Britain landmark

Kann das Vereinigte Königreich einen Brexit überstehen?

LONDON – Das geplante Referendum über den Verbleib Großbritanniens in der Europäischen Union, das aller Voraussicht nach in diesem Jahr stattfinden wird, könnte sich als ein weiterer schwerer Schlag für Europa erweisen. Falls sich die britischen Wähler für einen Austritt entscheiden, was zunehmend plausibel erscheint, würde dies zu einer schwerwiegenden Destabilisierung der EU – und einem Auseinanderbrechen des Vereinigtes Königreichs – führen.

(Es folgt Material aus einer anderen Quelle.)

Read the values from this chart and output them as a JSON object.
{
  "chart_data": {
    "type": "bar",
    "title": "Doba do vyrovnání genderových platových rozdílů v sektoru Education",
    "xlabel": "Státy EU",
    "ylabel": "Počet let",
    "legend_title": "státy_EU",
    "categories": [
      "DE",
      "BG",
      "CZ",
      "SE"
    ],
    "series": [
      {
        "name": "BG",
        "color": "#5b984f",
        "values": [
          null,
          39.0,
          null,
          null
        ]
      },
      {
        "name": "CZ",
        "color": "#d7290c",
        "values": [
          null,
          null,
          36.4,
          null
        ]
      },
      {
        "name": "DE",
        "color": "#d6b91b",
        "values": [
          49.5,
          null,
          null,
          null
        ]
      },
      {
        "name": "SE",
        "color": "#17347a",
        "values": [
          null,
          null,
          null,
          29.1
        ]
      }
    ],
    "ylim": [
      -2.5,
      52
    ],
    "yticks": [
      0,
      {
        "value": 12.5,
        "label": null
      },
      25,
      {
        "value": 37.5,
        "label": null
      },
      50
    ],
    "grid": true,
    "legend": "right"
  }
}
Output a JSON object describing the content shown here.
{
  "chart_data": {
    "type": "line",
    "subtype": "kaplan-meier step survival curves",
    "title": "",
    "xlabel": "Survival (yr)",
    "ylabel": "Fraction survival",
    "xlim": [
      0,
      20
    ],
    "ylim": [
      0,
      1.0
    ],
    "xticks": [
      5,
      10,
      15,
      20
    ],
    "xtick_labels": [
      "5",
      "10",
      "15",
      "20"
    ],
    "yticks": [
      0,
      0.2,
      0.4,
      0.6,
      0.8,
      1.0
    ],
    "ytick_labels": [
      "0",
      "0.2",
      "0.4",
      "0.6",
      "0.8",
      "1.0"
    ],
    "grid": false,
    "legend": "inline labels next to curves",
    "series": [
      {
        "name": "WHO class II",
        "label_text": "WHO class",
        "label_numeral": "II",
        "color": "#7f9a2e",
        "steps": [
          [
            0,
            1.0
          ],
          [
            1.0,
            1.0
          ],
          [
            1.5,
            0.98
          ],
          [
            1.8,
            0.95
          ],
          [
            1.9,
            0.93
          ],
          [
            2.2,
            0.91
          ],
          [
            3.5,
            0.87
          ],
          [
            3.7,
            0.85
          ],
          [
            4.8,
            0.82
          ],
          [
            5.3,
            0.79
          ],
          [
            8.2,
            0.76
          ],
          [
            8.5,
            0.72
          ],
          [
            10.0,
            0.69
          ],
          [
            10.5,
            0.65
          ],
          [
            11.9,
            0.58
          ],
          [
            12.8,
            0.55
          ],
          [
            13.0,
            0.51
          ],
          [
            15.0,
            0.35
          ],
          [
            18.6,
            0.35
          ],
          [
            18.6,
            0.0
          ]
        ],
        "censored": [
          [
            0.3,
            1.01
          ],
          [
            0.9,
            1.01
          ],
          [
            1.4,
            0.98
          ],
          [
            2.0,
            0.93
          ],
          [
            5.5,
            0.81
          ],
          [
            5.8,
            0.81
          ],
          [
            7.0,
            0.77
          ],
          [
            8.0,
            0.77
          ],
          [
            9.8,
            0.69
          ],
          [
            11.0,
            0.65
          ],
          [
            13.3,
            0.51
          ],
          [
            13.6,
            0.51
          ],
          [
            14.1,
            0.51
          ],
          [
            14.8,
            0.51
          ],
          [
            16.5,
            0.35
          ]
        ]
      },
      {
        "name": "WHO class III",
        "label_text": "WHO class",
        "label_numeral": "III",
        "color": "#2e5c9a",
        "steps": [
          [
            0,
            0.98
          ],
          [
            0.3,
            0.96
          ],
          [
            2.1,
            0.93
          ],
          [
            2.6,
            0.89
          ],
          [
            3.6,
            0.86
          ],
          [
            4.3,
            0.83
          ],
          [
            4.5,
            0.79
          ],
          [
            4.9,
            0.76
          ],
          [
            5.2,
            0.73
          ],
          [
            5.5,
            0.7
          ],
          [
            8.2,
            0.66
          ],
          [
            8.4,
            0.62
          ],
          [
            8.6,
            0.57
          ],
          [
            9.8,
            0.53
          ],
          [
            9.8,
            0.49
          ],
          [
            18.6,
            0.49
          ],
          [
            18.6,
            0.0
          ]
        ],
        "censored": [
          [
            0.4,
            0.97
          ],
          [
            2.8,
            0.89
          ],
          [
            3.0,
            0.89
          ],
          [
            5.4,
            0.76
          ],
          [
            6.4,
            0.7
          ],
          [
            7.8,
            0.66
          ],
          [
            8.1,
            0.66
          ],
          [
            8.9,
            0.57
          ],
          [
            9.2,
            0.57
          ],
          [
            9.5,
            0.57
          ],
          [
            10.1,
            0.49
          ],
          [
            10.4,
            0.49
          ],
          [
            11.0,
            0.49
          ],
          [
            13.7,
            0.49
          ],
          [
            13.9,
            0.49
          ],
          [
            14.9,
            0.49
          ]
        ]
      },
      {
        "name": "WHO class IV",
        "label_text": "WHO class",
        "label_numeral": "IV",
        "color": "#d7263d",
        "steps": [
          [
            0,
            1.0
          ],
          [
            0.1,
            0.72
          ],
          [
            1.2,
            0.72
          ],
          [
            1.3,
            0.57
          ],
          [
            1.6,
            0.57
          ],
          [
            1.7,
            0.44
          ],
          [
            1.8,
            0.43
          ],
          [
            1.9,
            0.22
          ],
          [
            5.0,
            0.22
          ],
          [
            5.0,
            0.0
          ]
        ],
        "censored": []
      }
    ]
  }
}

Der Umstand, dass sich die EU anscheinend ununterbrochen in der Krise befindet, wirft das Problem auf, dass die Argumente für einen „Brexit“ eine große intellektuelle und emotionale Anziehungskraft ausüben. Noch bevor 2009-2010 die Schuldenprobleme der Eurozone offenbar wurden, schien vielen Briten klar zu sein, dass eine Währungsunion verstärkte Integration braucht, insbesondere eine Fiskalunion in irgendeiner Form, um widerstandsfähig gegenüber ökonomischen Schocks zu sein. Mit anderen Worten würde Europa eher wie ein Nationalstaat agieren müssen. Und Großbritannien war noch nie bereit, sich auf ein solches Arrangement einzulassen.

Und, auf emotionaler Ebene, hat die Angst vor Zuwanderung in großem Umfang, sowohl aus der EU als auch aus Ländern außerhalb ihrer Grenzen, eine populistische Gegenreaktion genährt, die sich durch die aktuelle Flüchtlingskrise zugespitzt hat. Die populistische Reaktion beruft sich auf das bizarre, aber offenbar auf Resonanz stoßende Argument, dass Europa – oder genauer gesagt Deutschland – den Zustrom von Flüchtlingen vorantreibt.